On the last vacation we would take together, the ride whipped us left and right and upside down. I held Elliot’s hand. I looked over at him laughing as we sped toward a pristine sky, his mouth wide. His saliva was a spiderweb in the air; when I opened my mouth to laugh, too, my saliva was a halo. We laughed harder at this. I squeezed his hand.
The ride finally stopped and my brother’s hair stood like a mountain range.
A month later–in the same sky– I noticed a flock of birds flying in a V. The rabbi had come to my house to help arrange Elliot’s funeral. And though I remember little about this conversation, and the days before and after it, I recall wishing that this flock could mean something to me.
Without trying to, I see my brother everywhere. In the kitchen I see my slim brother and his sheepish, silver-dollar smile. My slim brother, sitting over six plates: shrimp, carrots and celery, eggs, yogurt, last night’s chicken, some soup. At the corner of the island in that tall orange chair, his dangling legs like icicles.

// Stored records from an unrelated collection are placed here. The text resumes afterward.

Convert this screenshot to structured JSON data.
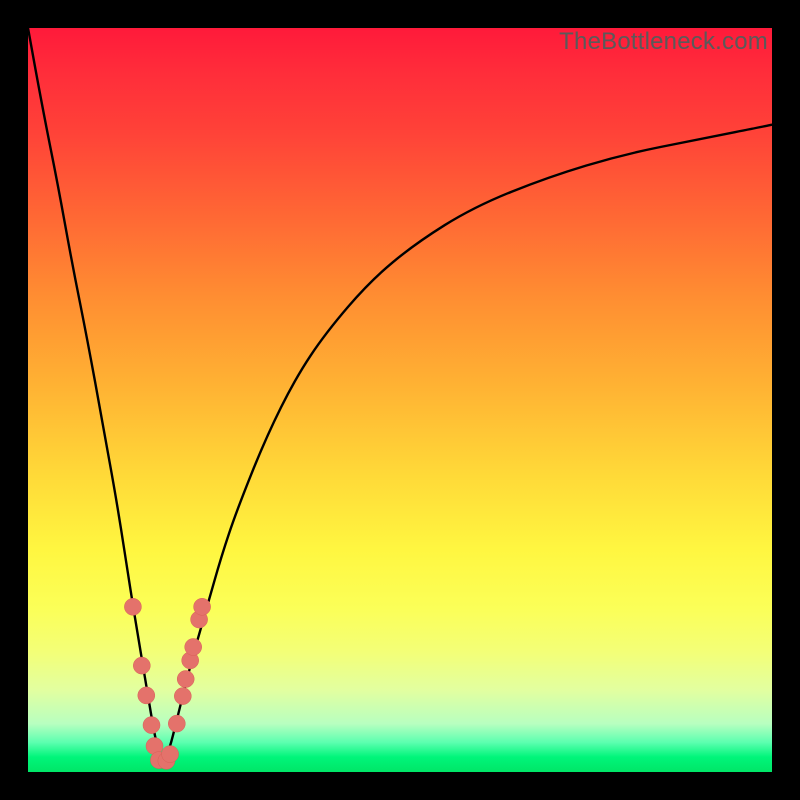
{
  "watermark": "TheBottleneck.com",
  "colors": {
    "frame": "#000000",
    "curve": "#000000",
    "dot_fill": "#e4726b",
    "dot_stroke": "#d85f58",
    "gradient_top": "#ff1a3a",
    "gradient_bottom": "#00e667"
  },
  "chart_data": {
    "type": "line",
    "title": "",
    "xlabel": "",
    "ylabel": "",
    "xlim": [
      0,
      100
    ],
    "ylim": [
      0,
      100
    ],
    "note": "Axes are unlabeled; values below are estimated in percent of plot area (0=left/bottom, 100=right/top). The curve is a V-shaped bottleneck curve with minimum near x≈18. Dots mark highlighted sample points on the curve.",
    "series": [
      {
        "name": "bottleneck-curve",
        "x": [
          0,
          2,
          4,
          6,
          8,
          10,
          12,
          14,
          15,
          16,
          17,
          18,
          19,
          20,
          21,
          22,
          24,
          26,
          28,
          32,
          36,
          40,
          46,
          52,
          60,
          70,
          80,
          90,
          100
        ],
        "y": [
          100,
          89,
          79,
          68,
          58,
          47,
          36,
          23,
          17,
          11,
          5,
          0.7,
          3,
          7,
          11,
          15,
          22,
          29,
          35,
          45,
          53,
          59,
          66,
          71,
          76,
          80,
          83,
          85,
          87
        ]
      }
    ],
    "dots": {
      "name": "highlighted-points",
      "points": [
        {
          "x": 14.1,
          "y": 22.2
        },
        {
          "x": 15.3,
          "y": 14.3
        },
        {
          "x": 15.9,
          "y": 10.3
        },
        {
          "x": 16.6,
          "y": 6.3
        },
        {
          "x": 17.0,
          "y": 3.5
        },
        {
          "x": 17.6,
          "y": 1.6
        },
        {
          "x": 18.6,
          "y": 1.5
        },
        {
          "x": 19.1,
          "y": 2.4
        },
        {
          "x": 20.0,
          "y": 6.5
        },
        {
          "x": 20.8,
          "y": 10.2
        },
        {
          "x": 21.2,
          "y": 12.5
        },
        {
          "x": 21.8,
          "y": 15.0
        },
        {
          "x": 22.2,
          "y": 16.8
        },
        {
          "x": 23.0,
          "y": 20.5
        },
        {
          "x": 23.4,
          "y": 22.2
        }
      ]
    }
  }
}
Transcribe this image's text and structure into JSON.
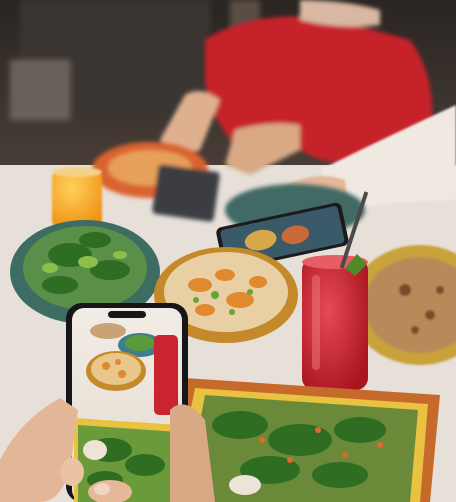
{
  "photo": {
    "subject": "phone-photographing-restaurant-food",
    "palette": {
      "background_dark": "#2b2320",
      "table": "#e7e1d9",
      "sweater_red": "#c6242b",
      "sleeve_white": "#ece6df",
      "plate_orange": "#d9632e",
      "plate_teal": "#3f6a63",
      "plate_yellow": "#d9b12f",
      "drink_red": "#c9242f",
      "juice_orange": "#f2a21e",
      "greens": "#4f8a2a",
      "phone_black": "#161616",
      "skin": "#e2b797"
    }
  }
}
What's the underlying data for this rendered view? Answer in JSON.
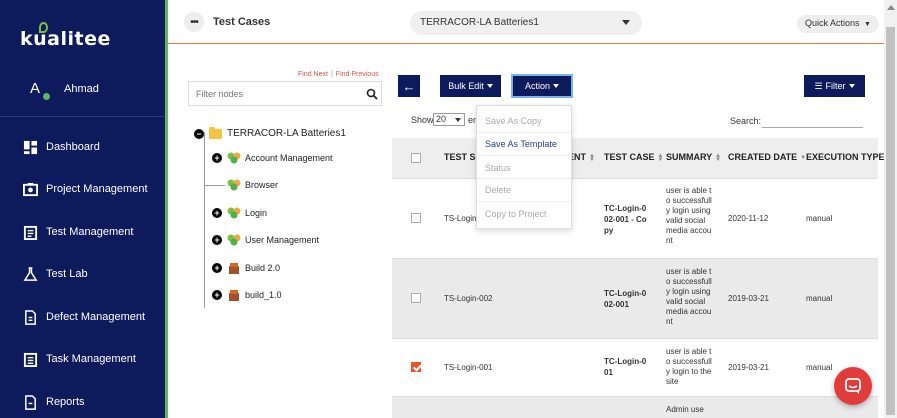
{
  "sidebar": {
    "logo": "kualitee",
    "user": {
      "initial": "A",
      "name": "Ahmad"
    },
    "items": [
      {
        "label": "Dashboard",
        "icon": "dashboard-icon"
      },
      {
        "label": "Project Management",
        "icon": "project-icon"
      },
      {
        "label": "Test Management",
        "icon": "test-management-icon"
      },
      {
        "label": "Test Lab",
        "icon": "flask-icon"
      },
      {
        "label": "Defect Management",
        "icon": "defect-icon"
      },
      {
        "label": "Task Management",
        "icon": "task-icon"
      },
      {
        "label": "Reports",
        "icon": "reports-icon"
      }
    ]
  },
  "header": {
    "title": "Test Cases",
    "project_select": "TERRACOR-LA Batteries1",
    "quick_actions": "Quick Actions"
  },
  "tree": {
    "find_next": "Find Next",
    "find_previous": "Find Previous",
    "filter_placeholder": "Filter nodes",
    "root": "TERRACOR-LA Batteries1",
    "nodes": [
      {
        "label": "Account Management",
        "expandable": true
      },
      {
        "label": "Browser",
        "expandable": false
      },
      {
        "label": "Login",
        "expandable": true
      },
      {
        "label": "User Management",
        "expandable": true
      },
      {
        "label": "Build 2.0",
        "expandable": true
      },
      {
        "label": "build_1.0",
        "expandable": true
      }
    ]
  },
  "toolbar": {
    "bulk_edit": "Bulk Edit",
    "action": "Action",
    "filter": "Filter",
    "show_label": "Show",
    "show_value": "20",
    "show_suffix": "en",
    "search_label": "Search:"
  },
  "action_menu": {
    "items": [
      "Save As Copy",
      "Save As Template",
      "Status",
      "Delete",
      "Copy to Project"
    ],
    "active_index": 1
  },
  "table": {
    "columns": [
      "TEST SC",
      "ENT",
      "TEST CASE",
      "SUMMARY",
      "CREATED DATE",
      "EXECUTION TYPE"
    ],
    "rows": [
      {
        "checked": false,
        "scenario": "TS-Login-",
        "test_case": "TC-Login-002-001 - Copy",
        "summary": "user is able to successfully login using valid social media account",
        "created": "2020-11-12",
        "exec_type": "manual"
      },
      {
        "checked": false,
        "scenario": "TS-Login-002",
        "test_case": "TC-Login-002-001",
        "summary": "user is able to successfully login using valid social media account",
        "created": "2019-03-21",
        "exec_type": "manual"
      },
      {
        "checked": true,
        "scenario": "TS-Login-001",
        "test_case": "TC-Login-001",
        "summary": "user is able to successfully login to the site",
        "created": "2019-03-21",
        "exec_type": "manual"
      },
      {
        "checked": false,
        "scenario": "",
        "test_case": "",
        "summary": "Admin use",
        "created": "",
        "exec_type": ""
      }
    ]
  },
  "colors": {
    "sidebar": "#0d1a5c",
    "accent_green": "#5cb85c",
    "accent_orange": "#e8552c",
    "chat": "#e03c3c"
  }
}
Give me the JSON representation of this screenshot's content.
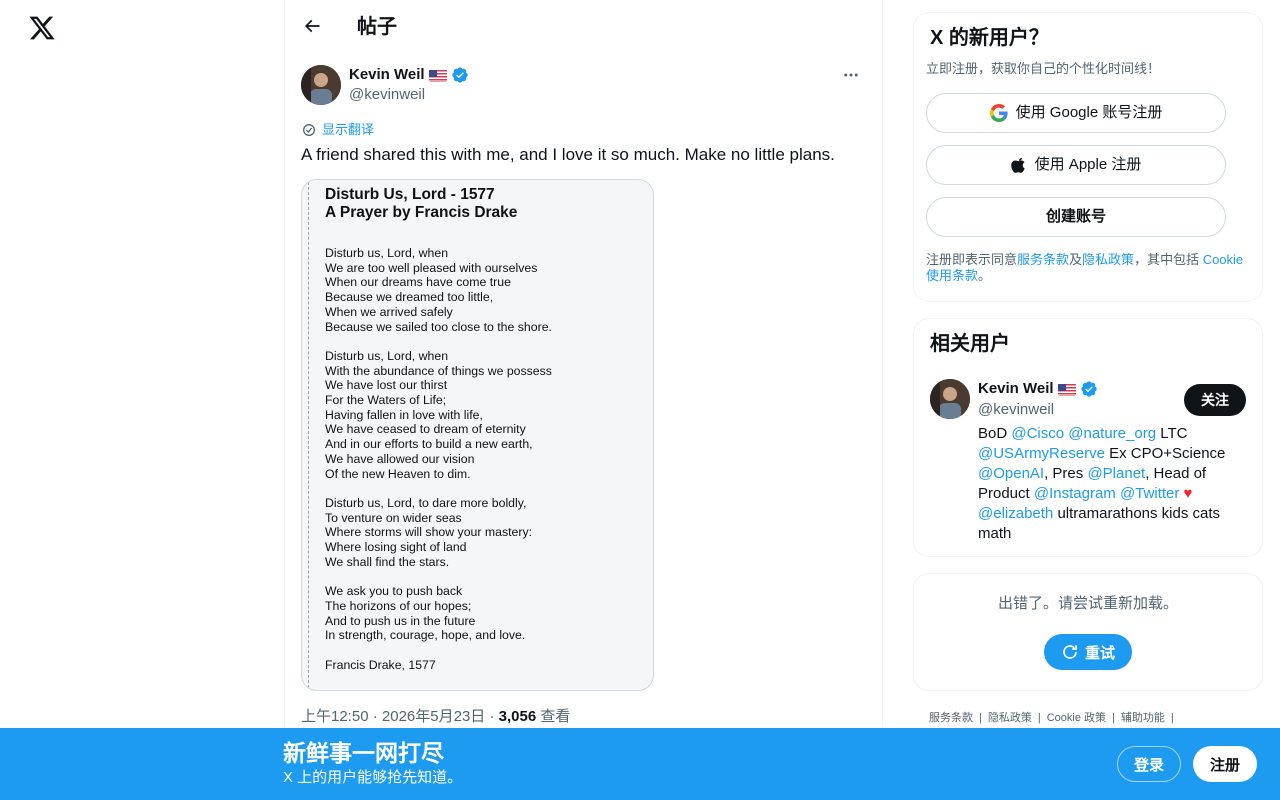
{
  "nav": {
    "logo_icon": "x-logo-icon"
  },
  "header": {
    "title": "帖子",
    "back_icon": "arrow-left-icon"
  },
  "tweet": {
    "author_name": "Kevin Weil",
    "author_handle": "@kevinweil",
    "translate_label": "显示翻译",
    "text": "A friend shared this with me, and I love it so much. Make no little plans.",
    "image": {
      "title_line1": "Disturb Us, Lord - 1577",
      "title_line2": "A Prayer by Francis Drake",
      "stanzas": [
        [
          "Disturb us, Lord, when",
          "We are too well pleased with ourselves",
          "When our dreams have come true",
          "Because we dreamed too little,",
          "When we arrived safely",
          "Because we sailed too close to the shore."
        ],
        [
          "Disturb us, Lord, when",
          "With the abundance of things we possess",
          "We have lost our thirst",
          "For the Waters of Life;",
          "Having fallen in love with life,",
          "We have ceased to dream of eternity",
          "And in our efforts to build a new earth,",
          "We have allowed our vision",
          "Of the new Heaven to dim."
        ],
        [
          "Disturb us, Lord, to dare more boldly,",
          "To venture on wider seas",
          "Where storms will show your mastery:",
          "Where losing sight of land",
          "We shall find the stars."
        ],
        [
          "We ask you to push back",
          "The horizons of our hopes;",
          "And to push us in the future",
          "In strength, courage, hope, and love."
        ],
        [
          "Francis Drake, 1577"
        ]
      ]
    },
    "time": "上午12:50",
    "date": "2026年5月23日",
    "sep": "·",
    "views": "3,056",
    "views_label": "查看"
  },
  "signup_card": {
    "title": "X 的新用户？",
    "subtitle": "立即注册，获取你自己的个性化时间线！",
    "google_label": "使用 Google 账号注册",
    "apple_label": "使用 Apple 注册",
    "create_label": "创建账号",
    "terms_prefix": "注册即表示同意",
    "terms_link": "服务条款",
    "terms_and": "及",
    "privacy_link": "隐私政策",
    "terms_mid": "，其中包括 ",
    "cookie_link": "Cookie 使用条款",
    "terms_end": "。"
  },
  "related": {
    "title": "相关用户",
    "name": "Kevin Weil",
    "handle": "@kevinweil",
    "follow_label": "关注",
    "bio": {
      "t1": "BoD ",
      "m1": "@Cisco",
      "t2": " ",
      "m2": "@nature_org",
      "t3": " LTC ",
      "m3": "@USArmyReserve",
      "t4": " Ex CPO+Science ",
      "m4": "@OpenAI",
      "t5": ", Pres ",
      "m5": "@Planet",
      "t6": ", Head of Product ",
      "m6": "@Instagram",
      "t7": " ",
      "m7": "@Twitter",
      "t8": " ",
      "m8": "@elizabeth",
      "t9": " ultramarathons kids cats math"
    }
  },
  "error_card": {
    "message": "出错了。请尝试重新加载。",
    "retry_label": "重试"
  },
  "footer": {
    "links": [
      "服务条款",
      "隐私政策",
      "Cookie 政策",
      "辅助功能"
    ],
    "sep": "|"
  },
  "banner": {
    "title": "新鲜事一网打尽",
    "subtitle": "X 上的用户能够抢先知道。",
    "login_label": "登录",
    "signup_label": "注册"
  },
  "colors": {
    "accent": "#1d9bf0",
    "text": "#0f1419",
    "muted": "#536471"
  }
}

His room is untouched, except for a few since-gifted finance books, his dinosaur slippers my mom wears, and the letter I had written to him a few days prior. His dirty clothing has been put away. I hear his shower run and, before realizing it’s my dad in there, I remember Elliot and me knocking on our bathrooms’ shared wall. I remember him sitting on his toilet seat so I could pluck his eyebrows.
In the refrigerator I find foods that have somehow outlived him--dijon mustard, sundried tomatoes, soy sauce. We took long to throw away his Chinese leftovers, and longer for his ice cream sandwiches.
When my dad tells me to wash my car, I can only think of Elliot offering to teach me how. I already knew (or at least well enough), but this moved me. That my little brother would teach me a skill made me proud. When I drive his blue truck I see him leaning back in the seat. He recently told me how comically large he found the steering wheel, and that he liked how the car drove--the feeling under his feet.
I lose him hundreds of times each day.
At her birthday lunch in early January, my grandma showed me three ceramic birds gifted to her. They stood in a line. I remembered the skybound flock in a V, and how I’d read somewhere that birds take this formation to go further with less effort.
The flying is hard. The living, the every day, the constant losing is effortful. The missing, and the accepting that it is selfish of me to prefer the difficulty of the days with him to the anguish of the days without. The holding of pain for him with the pain for me, for the rest of us. The wanting to remember everything, but the hurting when I do. The paradox overflow.